I hope that people who openly dismiss science and experts on climate issues equally dismiss science and doctors if or when they get cancer. And then treat themselves with magic crystals and incense. Because that would be equally as dumb.

2 ( +7 / -5 )

It’s nice and warm outside here in Tokyo. Climate change is no excuse for carbon taxes. Eventually ice age will come again

5 ( +9 / -4 )

"Cherry blossoms' early bloom due to climate change, say experts"

We are so happy that we have experts to tell us what we thought was common sense. But I guess they do the surveys and conduct tests and have meetings over this hot topic issue. Thanks experts. We are in need of you guys! Happy Thoughts!

1 ( +3 / -2 )

Don't just keep blaming, do something more positive to curb climate change. Japan knows what best to do, right?

-4 ( +0 / -4 )

Sakura have deeply influenced Japanese culture for centuries and regularly been used in poetry and literature with their fragility seen as a symbol of life, death and rebirth.

With sakura trees crooned and planted across the country, the current celebration style and partying culture nationwide and overseas (!) are more recent phenomena.

0 ( +0 / -0 )

A typical human response to this would be to develop cherry trees, specifically the popular somei yoshino type, that bloom later. Since no-one eats them, the whole arsenal of genetic modification is available for this. FWIW, the blooming dates given for ancient history in the story are going to be a different variety to modern trees, so that makes that data even less reliable and worthy of attention.

Regular somei yoshino trees grow really quickly, so don't worry when buying a cheap little sapling in the home center. Space them out properly because they'll soon be massive.

2 ( +2 / -0 )

The cherry blossom blooming depends on how much it was cold on winter. 

This winter , especially mid of December to January, it was very colder than usual. 

And higher temperatures (During February)after the cold days would’ve made accelerate the timing of Sakura Blooming.

4 ( +4 / -0 )

Let’s just only adjust the calendar, amidst Sakura blooming = 1st of April, the rest omitted or extended. ROFL

-1 ( +0 / -1 )

I would like to know what kind of high tech piece of equipment did they have in 1612, 1409 and 1236, that could measure the tempreture so accurately?

0 ( +2 / -2 )

Why don’t you just enjoy the warm days gratefully? Instead of whining about it.

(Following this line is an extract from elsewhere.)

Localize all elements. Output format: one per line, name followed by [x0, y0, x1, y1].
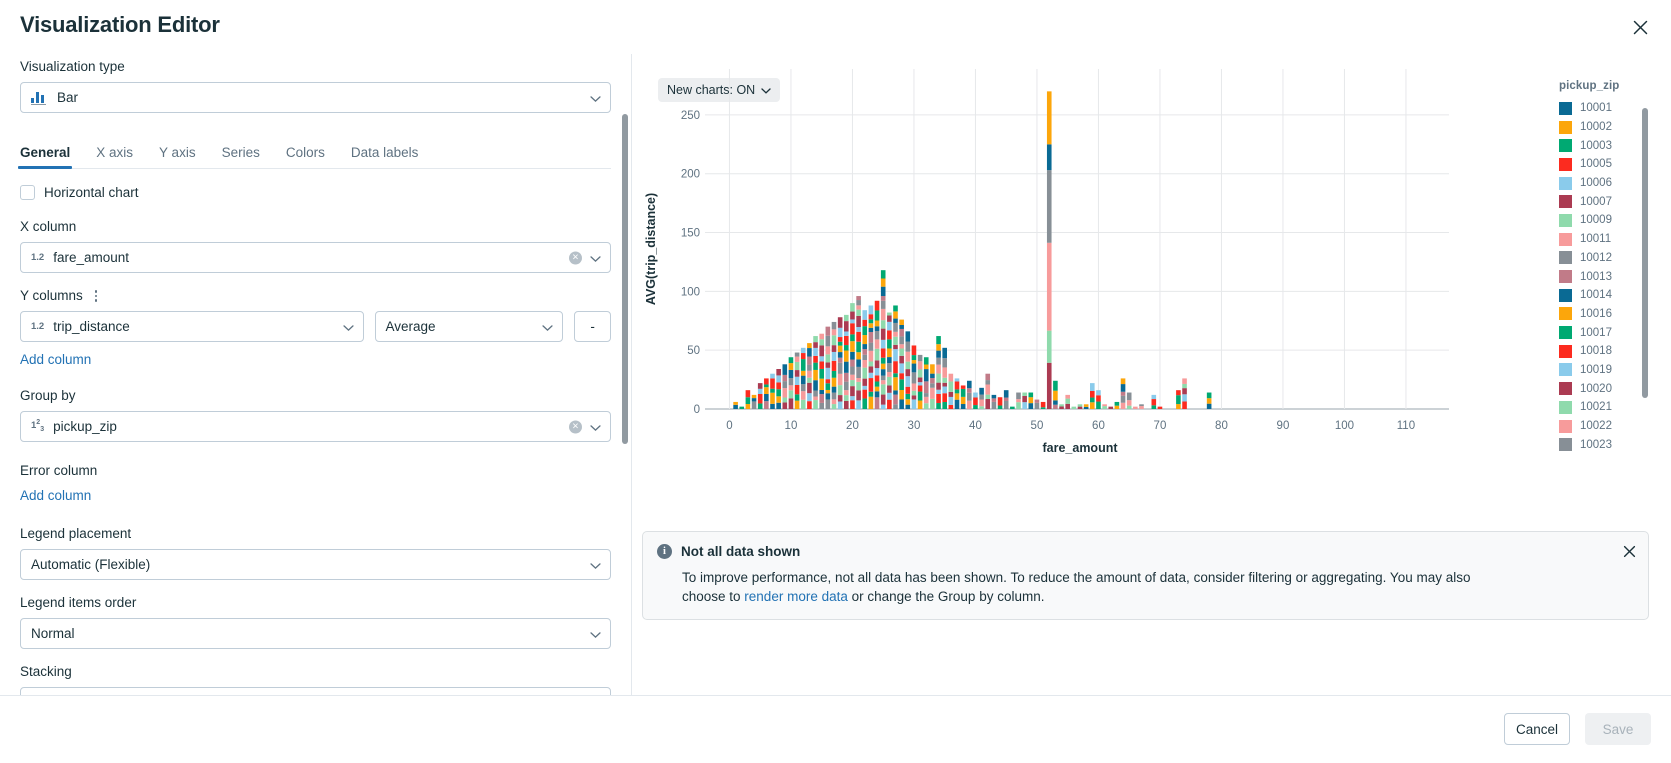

If course it is nice to have warm weather at a miserable time of the year, but there are implications of global warming that run will beyond the temperature in Kyoto in March - it is a global issue with significant implications.

3 ( +4 / -1 )

The level of childish discourse alive is quite depressing.

Trump-level idiocy such as not being able to distinguish between weather and climate; calling actual experts "experts" to undermine them, using a smartphone (developed by experts); making absurd claims that because another year had early blossoms that the analysis is untrue (as though climate scientists hasn't thought of such an obvious fact).

What is at the heart of this is an unwillingness to consider the actual implications of climate change and the changes that it will make to our planet. Climate change deniers don't want to make any changes to their lifestyle, so simply deny the scientific evidence that the earth's climate is changing and it is occurring at a rate faster than at any time in history.

1 ( +4 / -3 )

In a few years we will have hanami on Christmas.

0 ( +1 / -1 )

@Ah_so

Spot on. It's that and a dangerous combination of the Dunning Kruger effect and the need to look clever.

0 ( +1 / -1 )

 It's that and a dangerous combination of the Dunning Kruger effect and the need to look clever.

I dunno. Citing formerly obscure studies but suddenly popular cliches on social media, like the Dunning Kruger effect, strikes me as an effort to sound clever.